Yes, we have one little embryo all tucked up in the freezer!! We are beyond delighted. We have never had a frozen embryo, we never even had a blastocyst last cycle so we are just feeling so amazed that we just keep getting good news.
Just a random thought, as so many of my thoughts are, do you think Vanilla Ice was referring to frozen embryos when he sung that song "Ice Ice Baby"? or am I just reading into things to much? ok so it's probably the latter. Somehow I don't think a white rapper during the 1990's was focused on coming up with a catchy tune about frozen embryos. Not exactly the chick magnet image he was going for. Look, there may be something in this, was Vanilla Ice himself a frozen embryo baby? hence the name Vanilla Ice, he was also in a movie called "cool as ice", are you seeing a theme here? If the world of frozen embryo babies ever needs a spokesperson contact Vanilla Ice. Anyhow.............rambling over back to the more important stuff.

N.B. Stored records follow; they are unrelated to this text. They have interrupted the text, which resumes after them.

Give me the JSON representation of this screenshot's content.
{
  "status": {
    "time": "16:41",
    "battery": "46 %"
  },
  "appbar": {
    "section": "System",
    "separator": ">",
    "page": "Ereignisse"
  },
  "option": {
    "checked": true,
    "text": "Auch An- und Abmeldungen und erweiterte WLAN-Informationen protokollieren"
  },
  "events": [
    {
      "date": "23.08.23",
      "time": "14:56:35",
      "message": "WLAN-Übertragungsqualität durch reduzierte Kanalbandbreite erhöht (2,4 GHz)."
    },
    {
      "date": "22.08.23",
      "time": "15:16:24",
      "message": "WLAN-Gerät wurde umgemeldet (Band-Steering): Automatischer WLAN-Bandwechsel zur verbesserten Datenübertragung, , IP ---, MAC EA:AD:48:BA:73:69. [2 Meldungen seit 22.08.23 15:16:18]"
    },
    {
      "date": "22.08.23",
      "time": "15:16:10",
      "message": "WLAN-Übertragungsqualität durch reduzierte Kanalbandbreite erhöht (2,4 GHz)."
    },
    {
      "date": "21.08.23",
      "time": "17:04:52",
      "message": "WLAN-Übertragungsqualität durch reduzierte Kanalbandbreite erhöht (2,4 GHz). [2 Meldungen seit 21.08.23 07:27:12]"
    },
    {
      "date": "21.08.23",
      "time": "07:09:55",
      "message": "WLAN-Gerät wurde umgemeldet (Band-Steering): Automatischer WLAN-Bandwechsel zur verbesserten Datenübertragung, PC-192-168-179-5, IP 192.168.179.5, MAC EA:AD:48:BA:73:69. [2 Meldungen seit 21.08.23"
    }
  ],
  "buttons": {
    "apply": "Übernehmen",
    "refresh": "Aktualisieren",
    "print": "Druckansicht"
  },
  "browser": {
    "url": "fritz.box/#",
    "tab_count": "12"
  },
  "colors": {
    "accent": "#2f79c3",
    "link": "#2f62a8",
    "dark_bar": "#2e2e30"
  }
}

The scientist rang me this morning and straight away she said she had good news for us! We have one embryo that was strong enough to be frozen. Apparently it was so strong that when she checked it yesterday afternoon it was good enough to be frozen then, she didn't even need to wait to see if it got stronger over night. She checked the remaining two embryos this morning and they hadn't developed enough to be strong enough to freeze. Embryos need to be pretty strong to freeze as they also need to survive the thawing out process.
So what does this mean to me and gardener guy? Well everything!! This is such amazing news, even to have one frozen is so so good. If I end up getting a negative result on the 14th June, then we have the option to whip our little frozen one out of the freezer and do a frozen embryo transfer which is so much cheaper and so much less invasive than a fresh cycle. And if our result on the 14th is positive, well then we have an extra embryo on ice to use whenever we feel like having a go at a second baby! This is such amazing news for us, this is the happiest I have felt in a very long time, may the good news keep rolling on in.
So now we can relax somewhat till the 14th, we have no more results coming through till then, it's all about this little one inside me now and looking after that. Today I am just resting again and tomorrow I am back to work, but will be taking it very easy.
I just cant believe that we have two potential babies. One nice and warm and tucked up in my embryo, one freezing cold and tucked up in the chiller, but both equally special and both ours, all ours!